Cathy Eng, MD, who is the David H. Johnson Professor of Surgical and Medical Oncology and professor of Medicine at Vanderbilt University Medical Center and senior author of FRESCO-2, released a statement to coincide with publication of results in The Lancet.
“The majority of stage IV patients will have surgically unresectable disease. Hence, we must continue to pursue new treatment options to extend the overall survival of our patients with quality of life,” she said. “These findings from international FRESCO-2 validated the findings of the phase III FRESCO trial which was conducted only in China. Here we have a promising agent with overwhelming single agent activity.
“I look forward to the FDA approval as well as approvals from the European Medicines Agency and the Pharmaceuticals and Medical Devices Agency in Japan, so we can offer fruquintinib to all metastatic colorectal cancer patients.”5
Following the presentation at ESMO, Takeda and HUTCHMED announced the partnership in January 2023 to develop and market fruquintinib outside China.6 Thus, ASCO offered Takeda officials the opportunity to discuss both updated data and recent FDA activity, including a target action date of November 30, 2023, under the Prescription Drug User Fee Act.1 (On June 15, 2023, the European Medicines Agency also accepted the application for fruquintinib.7)

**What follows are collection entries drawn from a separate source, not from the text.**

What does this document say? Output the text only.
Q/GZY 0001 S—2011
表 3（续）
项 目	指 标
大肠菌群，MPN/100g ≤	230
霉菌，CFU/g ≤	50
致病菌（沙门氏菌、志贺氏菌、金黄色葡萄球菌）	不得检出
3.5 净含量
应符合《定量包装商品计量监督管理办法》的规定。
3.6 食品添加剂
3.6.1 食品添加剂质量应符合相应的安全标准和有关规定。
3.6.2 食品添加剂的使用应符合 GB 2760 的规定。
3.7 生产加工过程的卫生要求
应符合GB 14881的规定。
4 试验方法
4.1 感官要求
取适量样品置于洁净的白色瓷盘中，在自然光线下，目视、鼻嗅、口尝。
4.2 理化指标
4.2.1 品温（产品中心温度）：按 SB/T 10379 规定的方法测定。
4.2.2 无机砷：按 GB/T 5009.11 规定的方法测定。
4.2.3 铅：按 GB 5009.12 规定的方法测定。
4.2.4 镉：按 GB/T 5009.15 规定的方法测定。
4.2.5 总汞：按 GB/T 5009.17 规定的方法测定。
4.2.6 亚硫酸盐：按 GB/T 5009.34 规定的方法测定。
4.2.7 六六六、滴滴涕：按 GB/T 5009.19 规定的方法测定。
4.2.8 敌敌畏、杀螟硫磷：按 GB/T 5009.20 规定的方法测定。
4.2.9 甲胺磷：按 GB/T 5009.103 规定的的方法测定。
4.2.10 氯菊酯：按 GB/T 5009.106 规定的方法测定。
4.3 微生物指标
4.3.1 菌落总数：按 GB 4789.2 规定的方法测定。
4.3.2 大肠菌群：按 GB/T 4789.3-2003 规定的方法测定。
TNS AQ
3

In the interview, Farajallah said there is an increased need for treatments such as fruquintinib, which can treat a broad spectrum of patients with mCRC. More patients are being diagnosed with the disease in their 40s, he said, as seen by the current US Preventive Services Task Force guidelines to screen for colon cancer starting at age 45.8,9
“So that tells you that we’re going to have more patients being diagnosed early, and unfortunately, more patients are going to progress and will require several lines of therapy,” he said.

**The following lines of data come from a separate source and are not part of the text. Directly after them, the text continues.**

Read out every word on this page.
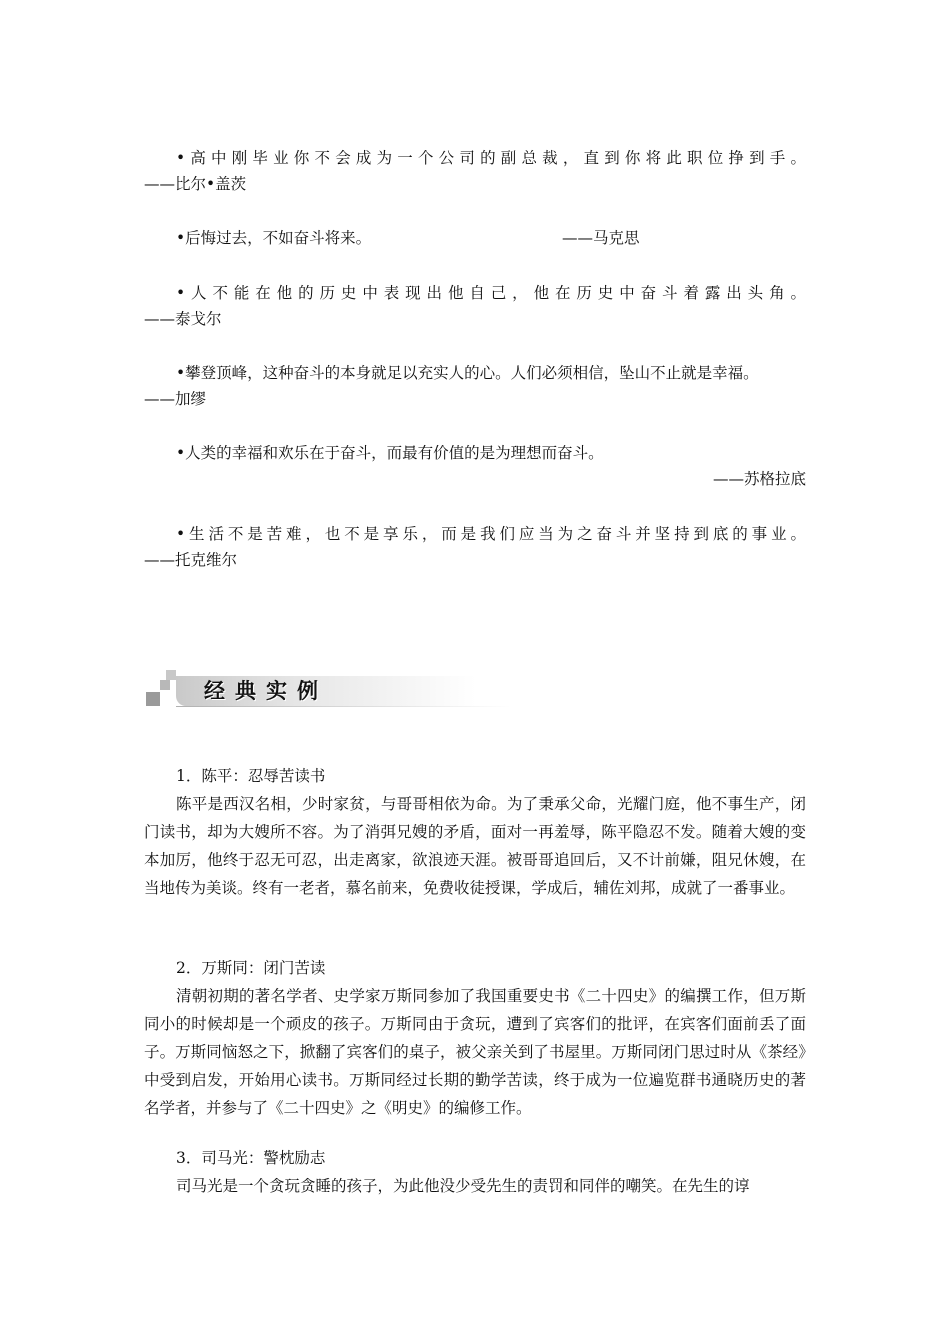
•高中刚毕业你不会成为一个公司的副总裁，直到你将此职位挣到手。
——比尔•盖茨
•后悔过去，不如奋斗将来。	——马克思
•人不能在他的历史中表现出他自己，他在历史中奋斗着露出头角。
——泰戈尔
•攀登顶峰，这种奋斗的本身就足以充实人的心。人们必须相信，坠山不止就是幸福。
——加缪
•人类的幸福和欢乐在于奋斗，而最有价值的是为理想而奋斗。
——苏格拉底
•生活不是苦难，也不是享乐，而是我们应当为之奋斗并坚持到底的事业。
——托克维尔
经典实例
1．陈平：忍辱苦读书
陈平是西汉名相，少时家贫，与哥哥相依为命。为了秉承父命，光耀门庭，他不事生产，闭门读书，却为大嫂所不容。为了消弭兄嫂的矛盾，面对一再羞辱，陈平隐忍不发。随着大嫂的变本加厉，他终于忍无可忍，出走离家，欲浪迹天涯。被哥哥追回后，又不计前嫌，阻兄休嫂，在当地传为美谈。终有一老者，慕名前来，免费收徒授课，学成后，辅佐刘邦，成就了一番事业。
2．万斯同：闭门苦读
清朝初期的著名学者、史学家万斯同参加了我国重要史书《二十四史》的编撰工作，但万斯同小的时候却是一个顽皮的孩子。万斯同由于贪玩，遭到了宾客们的批评，在宾客们面前丢了面子。万斯同恼怒之下，掀翻了宾客们的桌子，被父亲关到了书屋里。万斯同闭门思过时从《茶经》中受到启发，开始用心读书。万斯同经过长期的勤学苦读，终于成为一位遍览群书通晓历史的著名学者，并参与了《二十四史》之《明史》的编修工作。
3．司马光：警枕励志
司马光是一个贪玩贪睡的孩子，为此他没少受先生的责罚和同伴的嘲笑。在先生的谆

Data on FRESCO-2 presented in 2022 at ESMO “caught our attention,” Farajallah said, “that this is a medicine that is effective not just in in the fact that it actually prolongs survival,” but also in the tolerability profile and the fact that it targets VEGF 1, 2, and 3.
“It’s very specifically targeting those mechanisms,” he said. “We think it lends itself to have better affordability. And we see that in the clinical trials, as well.”

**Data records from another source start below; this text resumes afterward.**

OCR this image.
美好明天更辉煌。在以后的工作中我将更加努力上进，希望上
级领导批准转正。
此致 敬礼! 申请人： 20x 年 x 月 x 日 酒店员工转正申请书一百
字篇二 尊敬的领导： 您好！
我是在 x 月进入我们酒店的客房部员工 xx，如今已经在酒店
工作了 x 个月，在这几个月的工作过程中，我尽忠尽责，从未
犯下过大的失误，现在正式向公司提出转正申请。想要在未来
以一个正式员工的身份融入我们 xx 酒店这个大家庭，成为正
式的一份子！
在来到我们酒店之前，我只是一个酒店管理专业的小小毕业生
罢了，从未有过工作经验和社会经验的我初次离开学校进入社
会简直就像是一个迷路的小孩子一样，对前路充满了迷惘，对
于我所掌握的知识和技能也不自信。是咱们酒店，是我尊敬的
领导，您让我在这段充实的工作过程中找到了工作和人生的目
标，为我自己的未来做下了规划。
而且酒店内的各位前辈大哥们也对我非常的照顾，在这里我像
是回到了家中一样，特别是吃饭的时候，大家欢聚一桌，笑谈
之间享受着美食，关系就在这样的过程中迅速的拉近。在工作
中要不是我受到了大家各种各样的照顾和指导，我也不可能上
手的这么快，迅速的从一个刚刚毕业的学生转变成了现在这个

The next step, Farajallah said, is identifying how fruquintinib can work in other cancers; indeed, an abstract presented at ASCO presented phase 2 data from a small trial (NCT04156958) where fruquintinib showed promise as a second-line or later treatment in biliary tract cancer.10
Other abstracts presented at ASCO included real-world data on the use fruquintinib with and without PD-1 inhibitors,11 and a subgroup analysis of FRESCO-2 based on prior lines of therapy.12
“I'm really eager to bring this medicine to patients,” Farajallah said. “Given the median overall survival that we're seeing, this is what really makes an impact for patients…. When I took care of patients, even 2 and a half months of survival for them was very meaningful. At a personal level, this is what gets you to see your son or your daughter graduate. if you're waiting for that; so it's very meaningful for patients.”